Ankara ha confermato la morte dei venti soldati turchi che erano a bordo dell'aereo cargo militare schiantatosi ieri nell'est della Georgia.

Il Ministero della Difesa turco ha diffuso i nomi e le foto delle vittime, senza commentare ancora le possibili cause dell'incidente del C-130. "I nostri eroici compagni d'armi sono diventati martiri l'11 novembre 2025", si legge in un comunicato del dicastero riportato dalla tv statale Trt. Ankara ha aggiunto che le indagini di una squadra turca sui resti dell'aereo militare sono iniziate alle 6:30 ora locale (le 4:30 in Italia), in coordinamento con le autorità georgiane.

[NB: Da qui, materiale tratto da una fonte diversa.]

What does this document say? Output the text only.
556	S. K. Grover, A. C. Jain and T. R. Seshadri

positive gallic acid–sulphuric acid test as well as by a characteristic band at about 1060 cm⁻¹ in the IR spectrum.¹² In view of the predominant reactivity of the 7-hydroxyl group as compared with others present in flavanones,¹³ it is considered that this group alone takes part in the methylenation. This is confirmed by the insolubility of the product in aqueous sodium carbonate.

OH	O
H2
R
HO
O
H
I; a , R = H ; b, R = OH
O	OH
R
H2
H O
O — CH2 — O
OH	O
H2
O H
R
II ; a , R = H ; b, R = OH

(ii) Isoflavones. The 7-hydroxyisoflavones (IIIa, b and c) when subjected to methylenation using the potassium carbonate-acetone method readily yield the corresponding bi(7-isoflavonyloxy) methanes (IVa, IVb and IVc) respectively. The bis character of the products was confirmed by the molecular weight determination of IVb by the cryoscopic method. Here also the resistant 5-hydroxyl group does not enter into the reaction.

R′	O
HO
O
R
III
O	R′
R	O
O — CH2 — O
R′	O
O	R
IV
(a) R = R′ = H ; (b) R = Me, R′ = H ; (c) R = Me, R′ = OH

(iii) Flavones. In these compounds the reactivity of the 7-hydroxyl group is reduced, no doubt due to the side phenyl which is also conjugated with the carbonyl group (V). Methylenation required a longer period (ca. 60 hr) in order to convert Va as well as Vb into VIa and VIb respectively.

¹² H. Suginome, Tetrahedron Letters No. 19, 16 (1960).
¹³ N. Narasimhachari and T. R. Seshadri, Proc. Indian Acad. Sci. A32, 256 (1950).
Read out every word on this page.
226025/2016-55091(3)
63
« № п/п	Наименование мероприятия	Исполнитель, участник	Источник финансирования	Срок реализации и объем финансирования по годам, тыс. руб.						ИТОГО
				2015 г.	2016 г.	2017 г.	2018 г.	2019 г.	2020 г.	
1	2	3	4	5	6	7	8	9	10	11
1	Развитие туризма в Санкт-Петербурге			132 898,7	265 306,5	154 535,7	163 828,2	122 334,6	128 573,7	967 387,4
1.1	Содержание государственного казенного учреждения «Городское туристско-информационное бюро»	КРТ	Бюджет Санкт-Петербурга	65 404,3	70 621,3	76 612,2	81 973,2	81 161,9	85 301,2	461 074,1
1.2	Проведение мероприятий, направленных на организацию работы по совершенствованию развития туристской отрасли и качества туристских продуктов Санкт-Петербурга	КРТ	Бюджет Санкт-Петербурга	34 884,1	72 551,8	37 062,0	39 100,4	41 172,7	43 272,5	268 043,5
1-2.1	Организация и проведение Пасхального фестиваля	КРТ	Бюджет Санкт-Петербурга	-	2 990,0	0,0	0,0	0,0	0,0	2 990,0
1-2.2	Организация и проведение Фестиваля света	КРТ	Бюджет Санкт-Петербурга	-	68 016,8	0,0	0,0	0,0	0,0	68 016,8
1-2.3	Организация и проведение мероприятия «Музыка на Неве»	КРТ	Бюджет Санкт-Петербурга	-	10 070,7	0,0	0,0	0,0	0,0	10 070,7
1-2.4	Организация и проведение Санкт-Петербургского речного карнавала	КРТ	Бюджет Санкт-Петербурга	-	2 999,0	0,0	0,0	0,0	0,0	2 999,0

L'aereo precipita nel vuoto, girando su se stesso, mentre dalle estremità delle ali si alzano colonne di fumo grigio e altre parti del velivolo scendono in caduta libera staccate dal corpo principale fino allo schianto.

I pochi video diffusi su internet che immortalano la caduta dell'aereo militare turco mostrano una zona rurale e collinosa sullo sfondo dell'esplosione provocata dall'impatto con il suolo. Lo schianto è avvenuto in una località in Georgia a 5 chilometri dal confine con l'Azerbaigian, il Paese dal quale l'aereo militare cargo C130 con a bordo 20 persone, tra cui i membri dell'equipaggio, era decollato per dirigersi verso la Turchia.